Elini omuzuma yerleştirdiğinde, "Biliyorum," dedim sabahları gelip yanlarında olduğumdan. Hizmetçiler hep Seonghwa'nın uyumadığından, ağlamadığından, perişan olduğundan bahsediyorlardı.
"Ben şimdi ne yapacağım?" diye sorduğunda ne diyeceğimi bilemedi. "Oğlumu da kaybedemem. İşte sırf bu yüzden uyumayacağım ama ağlamayacağım da. Seonghwa Hansol'un sandığından çok daha güçlü."
Başımı sallayarak onu onayladım. "Her zaman öyleydi."
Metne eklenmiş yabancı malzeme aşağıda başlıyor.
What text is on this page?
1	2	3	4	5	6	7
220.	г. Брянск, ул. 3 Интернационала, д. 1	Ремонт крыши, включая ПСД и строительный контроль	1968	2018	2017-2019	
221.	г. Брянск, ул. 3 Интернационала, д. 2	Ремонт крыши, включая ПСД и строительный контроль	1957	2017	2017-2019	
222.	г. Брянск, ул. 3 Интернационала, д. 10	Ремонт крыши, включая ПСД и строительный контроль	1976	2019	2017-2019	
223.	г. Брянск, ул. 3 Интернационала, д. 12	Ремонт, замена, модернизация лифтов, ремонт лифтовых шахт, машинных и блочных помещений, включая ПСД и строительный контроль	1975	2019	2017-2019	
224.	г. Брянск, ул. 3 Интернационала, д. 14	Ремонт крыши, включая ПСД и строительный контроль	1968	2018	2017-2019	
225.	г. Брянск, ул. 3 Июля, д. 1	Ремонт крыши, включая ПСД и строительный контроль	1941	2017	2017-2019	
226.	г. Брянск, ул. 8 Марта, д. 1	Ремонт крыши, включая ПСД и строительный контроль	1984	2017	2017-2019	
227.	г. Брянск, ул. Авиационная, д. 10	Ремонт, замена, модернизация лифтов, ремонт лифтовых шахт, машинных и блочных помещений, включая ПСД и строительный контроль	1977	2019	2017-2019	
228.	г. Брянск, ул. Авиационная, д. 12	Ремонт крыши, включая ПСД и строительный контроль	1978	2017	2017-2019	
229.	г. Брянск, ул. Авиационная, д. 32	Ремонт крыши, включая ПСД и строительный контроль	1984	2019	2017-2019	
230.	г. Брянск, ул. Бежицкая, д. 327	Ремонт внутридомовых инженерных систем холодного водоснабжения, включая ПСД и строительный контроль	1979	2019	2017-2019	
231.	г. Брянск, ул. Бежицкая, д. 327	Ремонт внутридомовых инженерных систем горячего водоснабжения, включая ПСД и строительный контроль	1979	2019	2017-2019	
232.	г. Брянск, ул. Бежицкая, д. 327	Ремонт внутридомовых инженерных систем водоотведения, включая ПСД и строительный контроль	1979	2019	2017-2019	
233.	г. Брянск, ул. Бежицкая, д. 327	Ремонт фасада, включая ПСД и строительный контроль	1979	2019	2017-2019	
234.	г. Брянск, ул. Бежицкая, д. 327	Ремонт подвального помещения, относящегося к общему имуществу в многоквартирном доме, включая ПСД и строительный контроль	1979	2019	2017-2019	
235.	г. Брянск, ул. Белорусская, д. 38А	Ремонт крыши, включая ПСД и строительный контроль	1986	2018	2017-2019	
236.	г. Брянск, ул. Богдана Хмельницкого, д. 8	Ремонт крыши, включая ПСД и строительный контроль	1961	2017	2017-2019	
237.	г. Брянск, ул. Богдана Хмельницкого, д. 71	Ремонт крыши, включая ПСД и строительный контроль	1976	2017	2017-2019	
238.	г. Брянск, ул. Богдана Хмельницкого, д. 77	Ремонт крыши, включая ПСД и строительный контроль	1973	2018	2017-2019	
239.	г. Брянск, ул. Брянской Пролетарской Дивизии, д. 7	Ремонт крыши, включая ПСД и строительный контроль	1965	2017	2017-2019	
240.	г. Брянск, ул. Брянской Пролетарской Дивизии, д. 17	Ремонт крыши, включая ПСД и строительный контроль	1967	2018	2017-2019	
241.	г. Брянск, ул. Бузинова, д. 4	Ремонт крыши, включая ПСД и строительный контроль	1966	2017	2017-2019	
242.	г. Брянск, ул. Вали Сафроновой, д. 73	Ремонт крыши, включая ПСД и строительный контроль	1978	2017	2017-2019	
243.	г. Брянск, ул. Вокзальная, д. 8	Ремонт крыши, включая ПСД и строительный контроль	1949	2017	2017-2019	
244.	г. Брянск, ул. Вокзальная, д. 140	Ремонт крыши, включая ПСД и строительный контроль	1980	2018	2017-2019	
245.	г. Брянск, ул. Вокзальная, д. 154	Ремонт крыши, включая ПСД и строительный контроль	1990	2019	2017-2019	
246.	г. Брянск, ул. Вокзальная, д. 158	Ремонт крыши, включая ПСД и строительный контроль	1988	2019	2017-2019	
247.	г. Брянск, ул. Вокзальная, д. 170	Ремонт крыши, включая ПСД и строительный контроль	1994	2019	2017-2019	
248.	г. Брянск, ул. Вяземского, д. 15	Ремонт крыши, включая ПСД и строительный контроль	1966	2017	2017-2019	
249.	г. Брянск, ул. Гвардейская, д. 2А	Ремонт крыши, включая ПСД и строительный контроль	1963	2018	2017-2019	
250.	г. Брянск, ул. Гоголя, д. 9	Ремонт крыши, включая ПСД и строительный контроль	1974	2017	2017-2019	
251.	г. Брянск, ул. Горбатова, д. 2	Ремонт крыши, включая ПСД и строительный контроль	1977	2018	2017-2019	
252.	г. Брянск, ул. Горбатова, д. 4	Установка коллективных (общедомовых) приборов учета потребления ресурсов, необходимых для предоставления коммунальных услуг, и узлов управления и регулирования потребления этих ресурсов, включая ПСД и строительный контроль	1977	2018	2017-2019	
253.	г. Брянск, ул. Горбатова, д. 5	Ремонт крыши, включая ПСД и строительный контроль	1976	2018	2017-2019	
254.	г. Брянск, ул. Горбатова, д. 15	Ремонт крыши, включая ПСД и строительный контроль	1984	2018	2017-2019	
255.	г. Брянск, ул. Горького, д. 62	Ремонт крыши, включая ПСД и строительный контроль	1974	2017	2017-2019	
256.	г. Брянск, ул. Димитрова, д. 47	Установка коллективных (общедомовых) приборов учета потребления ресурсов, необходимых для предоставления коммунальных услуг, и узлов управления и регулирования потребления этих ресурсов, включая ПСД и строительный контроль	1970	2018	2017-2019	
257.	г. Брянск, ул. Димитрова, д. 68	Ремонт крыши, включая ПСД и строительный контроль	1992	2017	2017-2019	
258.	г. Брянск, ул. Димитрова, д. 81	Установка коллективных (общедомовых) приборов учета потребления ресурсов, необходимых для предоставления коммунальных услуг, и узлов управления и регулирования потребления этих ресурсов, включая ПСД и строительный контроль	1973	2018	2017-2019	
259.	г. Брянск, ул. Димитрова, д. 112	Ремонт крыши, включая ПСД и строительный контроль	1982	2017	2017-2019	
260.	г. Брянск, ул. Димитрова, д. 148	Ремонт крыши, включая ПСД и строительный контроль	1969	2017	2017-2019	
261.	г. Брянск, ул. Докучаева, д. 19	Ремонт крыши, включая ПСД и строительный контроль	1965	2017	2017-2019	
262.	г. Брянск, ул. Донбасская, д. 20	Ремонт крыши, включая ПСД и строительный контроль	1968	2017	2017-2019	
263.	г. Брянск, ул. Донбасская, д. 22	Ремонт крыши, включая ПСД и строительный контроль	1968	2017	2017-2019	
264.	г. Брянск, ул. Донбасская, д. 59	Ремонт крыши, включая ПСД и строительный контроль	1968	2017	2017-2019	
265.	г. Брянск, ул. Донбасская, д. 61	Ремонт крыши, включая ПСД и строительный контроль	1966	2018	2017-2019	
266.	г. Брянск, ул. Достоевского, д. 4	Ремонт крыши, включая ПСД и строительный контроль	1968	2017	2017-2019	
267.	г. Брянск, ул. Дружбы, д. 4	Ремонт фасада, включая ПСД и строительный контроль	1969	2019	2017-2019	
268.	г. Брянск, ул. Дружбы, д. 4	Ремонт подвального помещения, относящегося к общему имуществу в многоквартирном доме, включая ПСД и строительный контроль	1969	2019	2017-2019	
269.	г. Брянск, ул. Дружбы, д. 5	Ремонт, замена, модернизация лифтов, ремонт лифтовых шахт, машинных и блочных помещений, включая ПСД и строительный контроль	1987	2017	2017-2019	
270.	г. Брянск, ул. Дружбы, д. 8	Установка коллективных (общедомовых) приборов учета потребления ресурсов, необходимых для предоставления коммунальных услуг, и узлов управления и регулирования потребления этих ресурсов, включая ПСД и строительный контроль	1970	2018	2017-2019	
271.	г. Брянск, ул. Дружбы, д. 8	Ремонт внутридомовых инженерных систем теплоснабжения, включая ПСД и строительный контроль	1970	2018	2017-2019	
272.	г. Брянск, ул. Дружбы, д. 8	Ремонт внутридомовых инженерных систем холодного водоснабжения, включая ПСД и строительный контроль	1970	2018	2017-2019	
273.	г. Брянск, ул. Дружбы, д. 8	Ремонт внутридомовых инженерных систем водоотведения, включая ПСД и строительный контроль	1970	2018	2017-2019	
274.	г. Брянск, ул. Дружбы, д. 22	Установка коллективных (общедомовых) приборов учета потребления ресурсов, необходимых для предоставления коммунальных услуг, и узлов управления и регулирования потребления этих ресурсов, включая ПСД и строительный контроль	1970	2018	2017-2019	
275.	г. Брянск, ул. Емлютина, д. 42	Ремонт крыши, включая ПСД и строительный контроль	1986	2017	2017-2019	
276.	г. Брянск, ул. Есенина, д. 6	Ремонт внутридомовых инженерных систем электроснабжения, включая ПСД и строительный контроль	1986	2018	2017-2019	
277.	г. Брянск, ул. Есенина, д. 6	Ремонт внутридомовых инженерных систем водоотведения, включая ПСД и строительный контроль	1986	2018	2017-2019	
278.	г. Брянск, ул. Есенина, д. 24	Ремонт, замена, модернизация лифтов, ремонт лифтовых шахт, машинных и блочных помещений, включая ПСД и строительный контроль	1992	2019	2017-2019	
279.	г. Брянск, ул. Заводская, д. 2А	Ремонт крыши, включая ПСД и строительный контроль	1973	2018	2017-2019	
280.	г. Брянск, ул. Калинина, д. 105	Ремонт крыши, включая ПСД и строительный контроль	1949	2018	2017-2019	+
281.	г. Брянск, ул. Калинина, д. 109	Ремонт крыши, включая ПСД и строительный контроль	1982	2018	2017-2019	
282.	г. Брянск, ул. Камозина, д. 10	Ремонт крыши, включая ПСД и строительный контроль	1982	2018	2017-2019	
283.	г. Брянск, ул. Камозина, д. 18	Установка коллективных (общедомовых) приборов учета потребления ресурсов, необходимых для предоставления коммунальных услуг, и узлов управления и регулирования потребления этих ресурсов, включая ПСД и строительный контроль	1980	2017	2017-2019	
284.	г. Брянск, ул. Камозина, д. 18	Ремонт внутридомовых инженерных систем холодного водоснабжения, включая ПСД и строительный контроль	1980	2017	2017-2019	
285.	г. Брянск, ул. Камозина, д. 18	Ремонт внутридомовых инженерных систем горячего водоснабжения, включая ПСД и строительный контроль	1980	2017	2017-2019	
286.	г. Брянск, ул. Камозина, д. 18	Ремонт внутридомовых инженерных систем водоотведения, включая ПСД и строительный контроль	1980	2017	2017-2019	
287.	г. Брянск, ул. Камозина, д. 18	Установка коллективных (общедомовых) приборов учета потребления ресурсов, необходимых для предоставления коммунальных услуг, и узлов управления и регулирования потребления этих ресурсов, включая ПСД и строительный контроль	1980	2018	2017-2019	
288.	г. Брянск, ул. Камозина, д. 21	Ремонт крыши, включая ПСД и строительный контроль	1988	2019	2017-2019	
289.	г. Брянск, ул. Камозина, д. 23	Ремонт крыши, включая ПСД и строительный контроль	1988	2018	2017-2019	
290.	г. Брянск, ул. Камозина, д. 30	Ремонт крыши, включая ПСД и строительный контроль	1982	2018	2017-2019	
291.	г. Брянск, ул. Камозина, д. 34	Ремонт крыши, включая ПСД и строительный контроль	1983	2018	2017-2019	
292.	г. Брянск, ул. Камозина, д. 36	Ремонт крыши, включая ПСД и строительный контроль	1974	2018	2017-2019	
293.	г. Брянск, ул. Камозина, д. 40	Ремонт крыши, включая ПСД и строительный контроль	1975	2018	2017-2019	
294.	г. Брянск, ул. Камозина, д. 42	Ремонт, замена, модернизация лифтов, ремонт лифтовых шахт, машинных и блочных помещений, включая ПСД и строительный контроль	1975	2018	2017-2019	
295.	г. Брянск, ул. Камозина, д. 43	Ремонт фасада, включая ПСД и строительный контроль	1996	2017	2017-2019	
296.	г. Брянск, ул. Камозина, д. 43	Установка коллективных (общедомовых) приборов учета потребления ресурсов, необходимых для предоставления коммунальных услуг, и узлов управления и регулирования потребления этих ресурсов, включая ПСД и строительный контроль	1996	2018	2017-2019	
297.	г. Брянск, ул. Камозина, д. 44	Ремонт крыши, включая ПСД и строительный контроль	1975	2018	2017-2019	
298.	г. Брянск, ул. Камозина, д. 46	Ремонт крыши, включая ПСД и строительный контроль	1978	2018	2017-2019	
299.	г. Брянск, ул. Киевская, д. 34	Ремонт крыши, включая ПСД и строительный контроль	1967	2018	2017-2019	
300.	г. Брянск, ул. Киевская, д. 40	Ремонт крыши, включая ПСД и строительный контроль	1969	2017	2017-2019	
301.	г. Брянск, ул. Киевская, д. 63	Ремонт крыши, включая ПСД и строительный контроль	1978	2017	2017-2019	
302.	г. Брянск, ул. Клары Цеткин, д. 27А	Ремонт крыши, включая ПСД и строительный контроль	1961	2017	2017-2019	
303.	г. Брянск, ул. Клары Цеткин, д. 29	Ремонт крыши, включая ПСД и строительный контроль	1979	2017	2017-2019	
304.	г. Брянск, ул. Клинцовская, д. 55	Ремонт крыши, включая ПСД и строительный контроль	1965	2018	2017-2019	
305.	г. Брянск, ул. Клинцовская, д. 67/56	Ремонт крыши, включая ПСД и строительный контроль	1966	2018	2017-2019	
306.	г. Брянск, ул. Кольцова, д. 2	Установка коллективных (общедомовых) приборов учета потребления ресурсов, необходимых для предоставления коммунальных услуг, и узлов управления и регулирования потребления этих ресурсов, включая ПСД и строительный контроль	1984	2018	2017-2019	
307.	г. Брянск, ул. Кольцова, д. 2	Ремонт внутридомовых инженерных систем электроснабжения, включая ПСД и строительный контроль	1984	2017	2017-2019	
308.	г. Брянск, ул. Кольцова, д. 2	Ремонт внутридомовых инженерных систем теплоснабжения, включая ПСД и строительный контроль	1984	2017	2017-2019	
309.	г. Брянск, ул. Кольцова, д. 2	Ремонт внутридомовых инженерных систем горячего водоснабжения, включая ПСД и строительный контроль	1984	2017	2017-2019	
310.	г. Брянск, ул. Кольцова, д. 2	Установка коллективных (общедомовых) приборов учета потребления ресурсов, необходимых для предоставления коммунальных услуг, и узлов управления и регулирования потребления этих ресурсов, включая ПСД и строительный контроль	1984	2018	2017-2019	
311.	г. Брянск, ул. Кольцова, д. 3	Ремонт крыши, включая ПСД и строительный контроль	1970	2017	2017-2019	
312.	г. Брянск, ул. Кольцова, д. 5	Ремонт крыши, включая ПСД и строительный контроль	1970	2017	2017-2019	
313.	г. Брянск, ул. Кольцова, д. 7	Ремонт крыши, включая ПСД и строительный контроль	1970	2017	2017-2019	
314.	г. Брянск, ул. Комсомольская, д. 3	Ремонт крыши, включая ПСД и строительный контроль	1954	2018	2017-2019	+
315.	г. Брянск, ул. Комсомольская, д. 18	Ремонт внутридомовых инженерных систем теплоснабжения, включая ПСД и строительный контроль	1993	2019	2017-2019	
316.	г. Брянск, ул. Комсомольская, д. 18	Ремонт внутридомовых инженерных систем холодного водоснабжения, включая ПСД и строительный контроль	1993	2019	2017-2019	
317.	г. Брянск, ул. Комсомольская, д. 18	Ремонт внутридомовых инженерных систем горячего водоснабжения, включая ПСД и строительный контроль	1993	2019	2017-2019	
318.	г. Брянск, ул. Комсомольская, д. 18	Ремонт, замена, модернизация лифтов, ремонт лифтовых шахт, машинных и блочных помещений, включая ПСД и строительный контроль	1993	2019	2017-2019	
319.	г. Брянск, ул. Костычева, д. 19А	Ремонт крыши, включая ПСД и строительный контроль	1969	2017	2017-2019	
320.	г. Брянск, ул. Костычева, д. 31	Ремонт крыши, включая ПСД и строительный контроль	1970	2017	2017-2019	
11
"Onun için..." dediğinde onu tekrarladım.
"Onun için..."
Omuzumdan elini çekip çalışma odasına girdiğinde yavaş adımlarla merdivenden inmeye başladım, o zamanlarda ben de geceleri kâbuslar görerek uyandığımdan uyumaya korkar olmuştum. Gözlerimi kapattığımda Seonghwa'nın artık ona cevap vermeyecek annesini sarsan elleri, ağlayışı, ona sarıldığımdaki çaresizliği geliyordu. Kanlar içinde yere yığılan iki kadının cesedini görmek, ikisinin de ölümüne şahit olmak bir yana Seonghwa'nın yıkılışını görmek beni de mahvetmişti. Dik durup asla başını eğmeyen, her zorluğa göğüs geren Park Chain ölmüştü. Onu korumak için ölmeyi göze alan, korkusuz Kim Jiah ölmüştü. Asla unutamayacağım bu isim bir kenara, Seonghwa ölürse ne yapacağımı bilmiyordum. Delirirdim herhalde, kendimi kaybederdim. Onsuzluk nasıl biliyordum, sonsuza dek onsuz kalmaktansa kendimi öldürürdüm.
ŞİMDİ OKUDUĞUN
UNFORGETTEBLE | SANHWA
FanfictionSan sanat okulunda okuyan normal bir üniversite öğrencisidir. Ana dalı müzik olmasına rağmen bir gün Drama dersi zorunlu hale getirilir. Ayrıca Drama dersine kendisinden yalnızca 2 yaş büyük bir profesör giriyordur. Hem son sınıf olmasının getirdiği...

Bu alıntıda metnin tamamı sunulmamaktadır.